Saturday, June 19, 2021

Finished #19

 18 - Dial A For Aunties - Jesse Q. Sutanto

Meddelin Chan is a wedding photographer for her close-knit family's wedding business.  The night before a lavish wedding set on an an island off the coast of California, she accidently kills the date her mother set her up with from a dating website.  A Chinese-Indonesian rom-com with a lavish wedding, first love, lost love, found love...and a dead body.  What could possibly go wrong?

19 - Klara and the Sun - Kazuo Ishiguro

Since I first became aware of this novel, it has been the one I was most looking forward to reading; a story told from the perspective of Klara. The Klara of the title is an "artificial friend" or AF, meant to keep children from becoming lonely.  In some future time, somewhat similar to our own, children are separated into those "uplifted" and those not (fates chosen by their parents), and learn through tutors and computers at home, no longer in the classroom (which has been the experience of so many children across the world over the past year-and-a-half.)
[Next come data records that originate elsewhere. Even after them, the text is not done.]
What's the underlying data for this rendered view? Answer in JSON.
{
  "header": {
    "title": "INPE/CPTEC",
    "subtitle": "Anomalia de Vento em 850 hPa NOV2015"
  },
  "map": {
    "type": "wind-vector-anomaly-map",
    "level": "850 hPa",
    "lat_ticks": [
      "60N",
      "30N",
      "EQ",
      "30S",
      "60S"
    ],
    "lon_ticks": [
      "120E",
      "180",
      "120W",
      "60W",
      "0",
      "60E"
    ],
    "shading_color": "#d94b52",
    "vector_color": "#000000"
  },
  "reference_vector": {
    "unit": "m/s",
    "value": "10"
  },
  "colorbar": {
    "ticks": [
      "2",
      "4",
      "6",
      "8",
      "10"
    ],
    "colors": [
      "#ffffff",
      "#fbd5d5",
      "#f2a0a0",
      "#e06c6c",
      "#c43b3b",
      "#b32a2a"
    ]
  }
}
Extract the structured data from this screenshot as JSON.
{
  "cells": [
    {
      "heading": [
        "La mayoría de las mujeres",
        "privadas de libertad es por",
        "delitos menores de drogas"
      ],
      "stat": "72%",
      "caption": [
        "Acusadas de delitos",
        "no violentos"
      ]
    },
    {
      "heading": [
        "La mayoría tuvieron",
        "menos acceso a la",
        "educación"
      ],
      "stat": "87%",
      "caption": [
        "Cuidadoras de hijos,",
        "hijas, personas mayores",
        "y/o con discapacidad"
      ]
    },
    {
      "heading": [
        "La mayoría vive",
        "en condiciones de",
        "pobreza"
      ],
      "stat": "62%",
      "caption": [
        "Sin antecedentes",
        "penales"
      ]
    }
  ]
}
Klara is a unique AF, in that she is observant, curious, and takes an interest in understanding humans, in particular their emotional states and reasons, as well as the world around her.

Ishiguro novels have an overarching sense of melancholy to me, though I find them engaging, thought-provoking, and page-turning.  They deal with a stratification of society, there are outsiders who will never find a place in society. Society deems them as separate, undeserving of equal treatment.  In "Remains of the Day" (sorry, I read the novel a few years ago and can't recall the characters' names, but I remember the movie) the Anthony Hopkins character no longer has a place, while the Emma Thompson character has adapted to a different world. "Never Let Me Go" where people are bred to be used for organ donation, unable to reproduce, and kept apart from society, and with a stigma that makes other people fear them.

And the thing is, they are naive about what they do not understand.  They have been kept so separate, isolated from the "outside" world, that they do not understand how things "work".  I could call it "fish out of water" but that usually implies a comedy, and these are lives deemed unnecessary, to be used and discarded.  They never win, the world had been constructed such that there was never any chance for that.  I think of the Anthony Hopkins butler when he is driving in the country and his overconfident belief that he understands the world, but he's been sequestered on an estate for his whole life, while the world outside has drastically altered, he might as well of woken on a different planet.

Klara creates her own religion.  A supreme being to please and appeal to, in order to assist someone she has grown to love.  And holds her conviction so strongly that she convinces others to help her in her scheme, even without being able to tell them her secret promises.  Shades of "Never Let Me Go" here, though with Klara she chooses, while the donors in the other have no agency in their fates.

There's also something interesting in how the two mothers made different choices for their children, but on the same trip to the city, make desperate choices to hedge their bets, second-guessing what can't be undone.